We have a river. 10 minutes hiking down the fields, ford a mucky stream, cross some RR tracks, and slide down a bank. Then you've arrived. Serene river with warm water and a river to swim to. The other day down there with tevas, sports bra, undies, beer, bf, and golden retriever I felt down right cruncy. Granoooola. Should have bathed in patchuoli. But I didn't. Just dipped in the river and then snapped photos on my blackberry which really snapped me right out of that hippy moment.

We have peas coming - lots of them. And sunflowers and pumpkins. Lettuce is current. And some wacky early broccoli. Looks like broccolini.

I'm losing it. The focus. Really need to do bookkeeping for the farm, for myself with TT, for the student loan (sharks). Don't have energy. Day starts early tomorrow again. Camp 9-4. Extra lessons 4-6. Good friend visiting starting around noon. Farrier coming to show horses around 2. Buckle up and hold on...it just keeps flying away.

Oh, and one more thought. We went to the municipal pool today for a couple of pm hours during camp. It is a GREAT pool. There are 2 water slides. It costs $1. It was full of kids and fat people. Fat women with tats. And high heel wedge cork sandles. Ick. Which brings me to my 30 by 30. Has NOT been going so hot since I broke myself 2 months ago and the horses hit their summer peak. Haven't had time to keep track and haven't had well body to workout. AND...TT and I love the ice cream store next door, doh. But I think that this week will jump start given my lack of time for food and my enormous expenditure of energy just standing and teaching tha tmany hours. I'm losing my voice...maybe could lose some pounds along with it.
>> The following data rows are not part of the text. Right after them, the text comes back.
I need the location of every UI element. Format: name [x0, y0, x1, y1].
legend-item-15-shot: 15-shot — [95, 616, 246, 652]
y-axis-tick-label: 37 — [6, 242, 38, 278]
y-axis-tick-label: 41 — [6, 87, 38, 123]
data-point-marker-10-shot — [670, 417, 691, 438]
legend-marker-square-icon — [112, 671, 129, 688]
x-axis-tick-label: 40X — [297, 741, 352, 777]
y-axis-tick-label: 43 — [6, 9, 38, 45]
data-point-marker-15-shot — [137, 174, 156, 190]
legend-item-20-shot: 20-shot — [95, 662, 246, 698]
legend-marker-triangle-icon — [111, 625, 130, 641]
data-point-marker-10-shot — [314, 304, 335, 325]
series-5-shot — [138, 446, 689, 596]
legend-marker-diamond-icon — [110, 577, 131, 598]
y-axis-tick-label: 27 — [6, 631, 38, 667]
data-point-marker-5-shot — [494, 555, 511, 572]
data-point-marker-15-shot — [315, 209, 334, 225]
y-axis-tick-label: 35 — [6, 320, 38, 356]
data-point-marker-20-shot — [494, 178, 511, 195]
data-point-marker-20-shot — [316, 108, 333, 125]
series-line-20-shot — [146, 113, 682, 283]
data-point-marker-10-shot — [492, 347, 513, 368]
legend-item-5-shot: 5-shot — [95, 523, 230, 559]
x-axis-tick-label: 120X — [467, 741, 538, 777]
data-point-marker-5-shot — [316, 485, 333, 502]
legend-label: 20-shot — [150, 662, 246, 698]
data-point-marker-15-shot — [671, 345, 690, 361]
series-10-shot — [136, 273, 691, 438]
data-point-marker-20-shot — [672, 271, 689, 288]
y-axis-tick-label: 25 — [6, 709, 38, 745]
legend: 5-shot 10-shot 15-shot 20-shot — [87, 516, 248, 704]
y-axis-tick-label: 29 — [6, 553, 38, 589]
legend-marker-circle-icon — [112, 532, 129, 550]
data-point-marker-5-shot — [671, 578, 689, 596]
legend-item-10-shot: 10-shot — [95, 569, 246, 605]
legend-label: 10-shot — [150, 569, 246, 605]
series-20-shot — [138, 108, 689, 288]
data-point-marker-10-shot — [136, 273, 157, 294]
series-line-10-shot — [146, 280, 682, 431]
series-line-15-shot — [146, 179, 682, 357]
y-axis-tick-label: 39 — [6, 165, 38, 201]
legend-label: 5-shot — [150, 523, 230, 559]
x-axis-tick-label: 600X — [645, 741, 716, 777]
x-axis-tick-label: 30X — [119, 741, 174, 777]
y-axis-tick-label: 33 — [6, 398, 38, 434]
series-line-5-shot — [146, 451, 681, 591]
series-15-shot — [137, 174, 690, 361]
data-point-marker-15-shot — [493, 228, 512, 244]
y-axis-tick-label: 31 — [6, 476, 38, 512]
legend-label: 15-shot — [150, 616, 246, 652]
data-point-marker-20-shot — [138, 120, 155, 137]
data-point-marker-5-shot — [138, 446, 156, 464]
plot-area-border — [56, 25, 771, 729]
The rest of the summer weekends are full of horse shows, baby showers, and weddings, oh my. We will have one weekend home at the farm - maybe two. We may get to hit one island overnight concert. Last week saw some glorious summer days and sneak aways (to a beach, a day of fishing, and a wooded lake) so it isn't all work and no play...just mostly:) Good thing I love my work so much it feels like play.

I'm not even going to read this. Just post it. Editing be damned. This is stream of my semi-consciousness.

I LOVE MASON JENNINGS! and michael franti!